Profitable Growth Is Everyone's Business by Ram Charan
Author:Ram Charan
Language: eng
Format: epub
ISBN: 9781400053711
Publisher: The Crown Publishing Group
Published: 2004-01-19T16:00:00+00:00
7
Pinpointing Opportunities for Profitable Revenue Growth Through Upstream Marketing
THE CRITICAL FOUNDATION for revenue growth is upstream marketing. It is the ability to create or pinpoint the specific needs of chosen customer segments and satisfy them on a profitable basis better than the competition. Upstream marketing not only helps create profitable revenue growth—it is also a competitive differentiator that creates long-term value for both customer and company.
Most business leaders neither focus on upstream marketing on a regular, consistent basis nor give it the appropriate importance and requisite quality of resources. When people in business think about marketing, it is usually in terms of what I call downstream: brand-building, promotion, and advertising; timely delivery of goods and provision of customer service; and customer relationship management. Obviously, all of these downstream marketing activities are important, but they are dependent on the quality of upstream marketing, where you determine, with granularity, exactly who your customers are and exactly what products and services you can create that will solve their specific needs. Once you figure out who you want to sell to and what you want to sell to them—and it is not as easy as it sounds—then you can start to put in place your downstream marketing program, the advertising, brand-building, and public relations intended to get the customers you have targeted to buy. The downstream marketing program then increases demand.
Jeff Immelt at General Electric, A.G. Lafley at Procter & Gamble, Reuben Mark at Colgate-Palmolive, Dick Harrington at Thomson Corporation, and Andrea Jung at Avon are examples of people who have placed upstream marketing at the center of the behavior of their respective organizations.
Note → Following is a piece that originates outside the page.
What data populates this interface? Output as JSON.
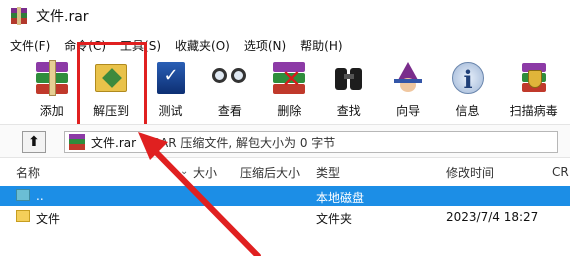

There has, for example, been a very perceptible shift at General Electric from the time of Jack Welch, where a major focus was on improved productivity through programs such as Six Sigma and digitization. While chairman and CEO Jeff Immelt is retaining and intensifying this focus, he has made organic growth and bolt-on acquisitions his number-one priority, explicitly putting in place the skills and behavior of upstream marketing in each of the company’s businesses. Immelt has programs designed to help GE customers spot new opportunities, figuring correctly that if they grow, GE will as well. The general concept for this customer-centric orientation is “At the Customer, For the Customer” or ACFC. This is not just another slogan for wringing more sales out of customers. Instead, it is a total reorientation of how both the GE sales force and GE technical people interact with a customer to help the customer prosper. It requires the GE technology and sales team to link into the social and decision-making processes of its customers.
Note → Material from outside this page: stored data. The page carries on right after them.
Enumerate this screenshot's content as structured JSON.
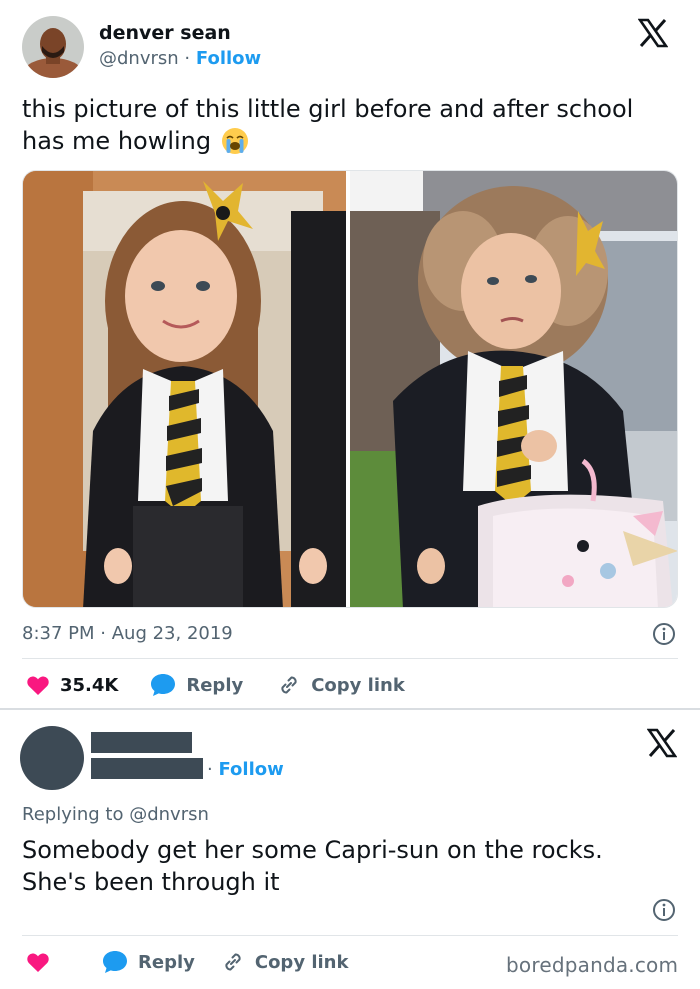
{
  "tweet": {
    "author_name": "denver sean",
    "handle": "@dnvrsn",
    "dot": "·",
    "follow_label": "Follow",
    "text_line1": "this picture of this little girl before and after school",
    "text_line2": "has me howling",
    "emoji": "😭",
    "time": "8:37 PM",
    "date": "Aug 23, 2019",
    "likes": "35.4K",
    "reply_label": "Reply",
    "copy_link_label": "Copy link"
  },
  "reply": {
    "follow_label": "Follow",
    "dot": "·",
    "replying_to_prefix": "Replying to",
    "replying_to_handle": "@dnvrsn",
    "text_line1": "Somebody get her some Capri-sun on the rocks.",
    "text_line2": "She's been through it",
    "reply_label": "Reply",
    "copy_link_label": "Copy link"
  },
  "watermark": "boredpanda.com",
  "colors": {
    "accent": "#1d9bf0",
    "like": "#f91880",
    "muted": "#536471",
    "text": "#0f1419",
    "redaction": "#3d4a55"
  },
  "icons": [
    "x-logo-icon",
    "heart-icon",
    "speech-bubble-icon",
    "link-icon",
    "info-icon"
  ]
}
GE Plastics, for example, is a major player in an industry undergoing significant structural change. Competition in plastics has intensified, especially low-cost competition from China. There is excess capacity (too many producers facing too few customers) in the industry, and prices are dropping like a rock. GE Plastics has unmatched technology depth and a skill base of converting technology in applications specific to the needs of its individual customers.